Saat penulisan, harga emas ditransaksikan di $1222.31 per troy ons, turun 1.12 poin.

Harga emas spot LLG naik 0,15 % menjadi 1.225,41 setelah awalnya turun 0,21 % setelah pengumuman tersebut.

Harga emas berjangka Amerika Serikat untuk pengiriman Agustus berakhir di $ 1,221.70, naik $ 2,50.

Dolar Amerika Serikat yang lebih kuat membuat emas lebih mahal bagi pemegang mata uang lain dan imbal hasil obligasi yang lebih tinggi menaikkan biaya kesempatan menahan emas yang tidak menghasilkan. Kenaikan suku bunga sementara itu menyebabkan imbal hasil obligasi lebih tinggi dan cenderung mendorong dollar.

Imbal hasil obligasi telah meningkat tajam dalam beberapa pekan terakhir karena beberapa bank sentral memberi sinyal bahwa mereka akan memperketat kebijakan moneter, sementara pejabat Federal Reserve tampak tidak terpengaruh oleh lemahnya data ekonomi dan inflasi rendah.

Itu menyebabkan harga emas turun lebih dari 3 persen dari level tertinggi di $ 1,258.81 pada 23 Juni.

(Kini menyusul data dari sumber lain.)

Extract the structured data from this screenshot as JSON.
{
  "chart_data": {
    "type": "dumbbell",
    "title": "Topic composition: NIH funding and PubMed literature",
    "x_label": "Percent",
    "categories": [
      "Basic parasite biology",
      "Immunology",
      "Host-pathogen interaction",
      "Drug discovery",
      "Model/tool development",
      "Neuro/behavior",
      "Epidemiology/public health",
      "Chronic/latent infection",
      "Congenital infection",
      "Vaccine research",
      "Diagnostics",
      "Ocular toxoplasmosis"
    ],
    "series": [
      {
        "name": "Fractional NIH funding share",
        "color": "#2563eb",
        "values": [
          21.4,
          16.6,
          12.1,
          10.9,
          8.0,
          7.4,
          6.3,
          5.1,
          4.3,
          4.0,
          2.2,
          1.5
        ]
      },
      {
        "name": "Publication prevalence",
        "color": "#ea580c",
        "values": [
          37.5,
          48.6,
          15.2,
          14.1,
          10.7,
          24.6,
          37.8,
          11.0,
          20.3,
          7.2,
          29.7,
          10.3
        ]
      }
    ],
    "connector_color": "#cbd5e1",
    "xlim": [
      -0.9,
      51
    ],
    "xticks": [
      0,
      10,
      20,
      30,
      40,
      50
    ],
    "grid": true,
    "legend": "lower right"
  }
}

Analis menyatakan jika risalah pertemuan the Fed mengkonfirmasi bahwa mereka berpegang pada pandangan mereka terhadap ekonomi dan proyeksi tingkat suku bunga yang lebih tinggi, ini tidak akan membantu pasar emas.

Investor juga melihat ke depan untuk data pekerjaan pada hari Jumat yang dapat mempengaruhi laju kenaikan suku bunga.

Di logam mulia lainnya, perak turun 0,25 persen pada $ 16,03 per ons, diperdagangkan jauh di bawah tingkat psikologis penting $ 16 untuk pertama kalinya sejak Januari. Platinum turun 0,04 % pada $ 909,60 per ons dan paladium turun 1,25 % pada $ 840,85.